The Vireo (named after a Latin word thought to mean Greenfinch) was built to Air Ministry specification 17/25, intended to evaluate both all-metal aircraft and low powered, catapult launched, carrier borne fighters. It was a low-winged single-engined monoplane of rather angular appearance with a flat-sided, deep fuselage except immediately aft of the engine. Forward of the overwing open cockpit the nose fell away, giving it a slightly humped look. The flying surfaces were all without external bracing; the wing was tapered, of deep section and incorporated twin machine guns. The horizontal stabiliser had a straight leading edge but tapered at the rear. There was a square topped, balanced rudder but no fin.

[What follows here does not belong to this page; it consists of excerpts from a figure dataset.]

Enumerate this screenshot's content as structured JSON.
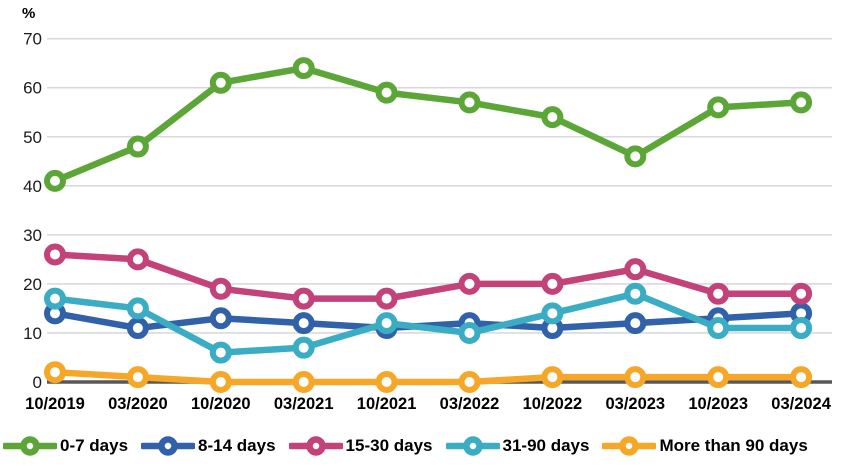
{
  "chart_data": {
    "type": "line",
    "title": "",
    "xlabel": "",
    "ylabel": "%",
    "ylim": [
      0,
      70
    ],
    "yticks": [
      0,
      10,
      20,
      30,
      40,
      50,
      60,
      70
    ],
    "grid": "horizontal",
    "grid_color": "#d9dadc",
    "axis_color": "#58585a",
    "legend_position": "bottom",
    "categories": [
      "10/2019",
      "03/2020",
      "10/2020",
      "03/2021",
      "10/2021",
      "03/2022",
      "10/2022",
      "03/2023",
      "10/2023",
      "03/2024"
    ],
    "series": [
      {
        "name": "0-7 days",
        "color": "#5ca637",
        "values": [
          41,
          48,
          61,
          64,
          59,
          57,
          54,
          46,
          56,
          57
        ]
      },
      {
        "name": "8-14 days",
        "color": "#3161a9",
        "values": [
          14,
          11,
          13,
          12,
          11,
          12,
          11,
          12,
          13,
          14
        ]
      },
      {
        "name": "15-30 days",
        "color": "#c24279",
        "values": [
          26,
          25,
          19,
          17,
          17,
          20,
          20,
          23,
          18,
          18
        ]
      },
      {
        "name": "31-90 days",
        "color": "#3aacc3",
        "values": [
          17,
          15,
          6,
          7,
          12,
          10,
          14,
          18,
          11,
          11
        ]
      },
      {
        "name": "More than 90 days",
        "color": "#f7a727",
        "values": [
          2,
          1,
          0,
          0,
          0,
          0,
          1,
          1,
          1,
          1
        ]
      }
    ],
    "marker_style": "ring-with-white-center"
  }
}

The Vireo was powered by an uncowled 230 hp Armstrong Siddeley Lynx IV radial engine, driving a two-bladed propeller. The specification called for the fitting of either wheels or floats and both were used, though the Vireo took its Ministry tests as a landplane. These tests began at RAF Martlesham Heath a month after the initial flights in March 1928. The long gap between the tender submission in December 1925 and the first flight was partly because the novel structure had undergone structural and aerodynamic tests at the Royal Aircraft Establishment. There were a few minor incidents during the tests but more serious was a tendency to drop heavily at touchdown, which led to some rear fuselage damage. This was later attributed to root interference of the highly cambered wing leading to nasty stall characteristics. Nevertheless, by July the Vireo was on board for deck landing trials.

The Air Ministry's interest in low-powered on-board fighters, catapult-launched to compensate for their small engines, waned when the Vireo proved no faster than the conventional ship board aircraft like the Fairey IIIF. The Vireo experience gave Vickers enough confidence in all-metal fighters to proceed with their later Jockey and Venom designs.